This week's column however is not a moan and groan session about what they do (or in most cases – don't do) but rather an appreciation of one specific teen who opened up my eyes to the possibilities within these unique and interesting tribe of human beings and will hopefully do the same for you.
iKhaya LikaBaba (a transition home for orphaned and abandoned babies) recently had the privilege of getting to know a grade 11 high school student from Empangeni High (and the cheerleaders in the background chorus 'Go Empangeni High!') as she arrived at 7.30am and left at 4pm every day to volunteer at our organisation. Her input included looking after babies, stock taking, phoning, filing and general administration. She gave of her time and made a significant impact by lifting some of the workload off our already tired and weary shoulders. What was especially noteworthy was that every day during the holidays, as I drove around doing errands, I saw teenagers hanging around seemingly doing very little.
Here is the moment of truth: not only did she impact our organisation but she now has a unique work experience to add to her CV. Her actions indicate that she cares about others and that she is prepared to go the extra mile, sometimes at personal cost. If I were considering candidates for employment, she would definitely pique my interest and raise her profile above the rest of the crowd.

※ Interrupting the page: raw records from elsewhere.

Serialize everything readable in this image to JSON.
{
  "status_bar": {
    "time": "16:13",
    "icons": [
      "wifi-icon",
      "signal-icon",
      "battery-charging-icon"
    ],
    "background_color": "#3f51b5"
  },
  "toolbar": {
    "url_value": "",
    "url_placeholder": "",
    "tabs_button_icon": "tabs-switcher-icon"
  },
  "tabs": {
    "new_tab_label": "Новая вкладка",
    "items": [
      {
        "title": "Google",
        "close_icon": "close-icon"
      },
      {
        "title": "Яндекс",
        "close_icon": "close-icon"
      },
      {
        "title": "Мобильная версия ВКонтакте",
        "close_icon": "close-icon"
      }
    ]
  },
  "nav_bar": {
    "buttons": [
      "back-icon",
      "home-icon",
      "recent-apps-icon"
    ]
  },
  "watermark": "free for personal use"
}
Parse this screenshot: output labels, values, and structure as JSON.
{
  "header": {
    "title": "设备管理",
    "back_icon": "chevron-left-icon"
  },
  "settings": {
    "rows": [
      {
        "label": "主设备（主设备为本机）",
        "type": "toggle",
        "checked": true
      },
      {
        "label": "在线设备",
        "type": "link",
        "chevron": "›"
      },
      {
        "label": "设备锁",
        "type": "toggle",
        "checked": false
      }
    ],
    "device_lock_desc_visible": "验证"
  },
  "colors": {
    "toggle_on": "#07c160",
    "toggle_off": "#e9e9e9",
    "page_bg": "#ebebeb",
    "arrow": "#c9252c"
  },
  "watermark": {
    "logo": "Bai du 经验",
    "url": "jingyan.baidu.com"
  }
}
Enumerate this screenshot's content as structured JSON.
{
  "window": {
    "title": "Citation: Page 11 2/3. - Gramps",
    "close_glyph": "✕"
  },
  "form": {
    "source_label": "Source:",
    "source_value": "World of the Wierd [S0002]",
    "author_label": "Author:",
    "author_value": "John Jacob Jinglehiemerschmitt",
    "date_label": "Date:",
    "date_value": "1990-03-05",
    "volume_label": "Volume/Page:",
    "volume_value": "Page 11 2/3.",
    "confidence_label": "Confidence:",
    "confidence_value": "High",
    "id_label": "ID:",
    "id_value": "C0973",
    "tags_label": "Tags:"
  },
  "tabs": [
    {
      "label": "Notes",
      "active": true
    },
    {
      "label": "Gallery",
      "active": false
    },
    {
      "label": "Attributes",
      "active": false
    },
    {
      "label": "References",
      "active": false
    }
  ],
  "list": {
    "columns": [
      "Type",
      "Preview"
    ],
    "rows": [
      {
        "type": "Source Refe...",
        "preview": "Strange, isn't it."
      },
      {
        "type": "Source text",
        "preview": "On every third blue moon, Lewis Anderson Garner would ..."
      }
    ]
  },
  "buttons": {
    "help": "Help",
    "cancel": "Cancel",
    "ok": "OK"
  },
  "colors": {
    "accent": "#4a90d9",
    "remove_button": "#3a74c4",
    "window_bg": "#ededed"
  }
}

The many non profit organisations in this area make for wonderful opportunities for teens to get involved, meet new people, broaden their horizon, make a difference in the lives of others and at the same time building a little bit of history and credibility (of course, a nicely written reference always goes down well). We may not have all the facilities available to entertain our teenagers that they would like, but maybe if we could help them look beyond their own needs and see the needs of others, we could raise a generation that grow up to be truly remarkable individuals.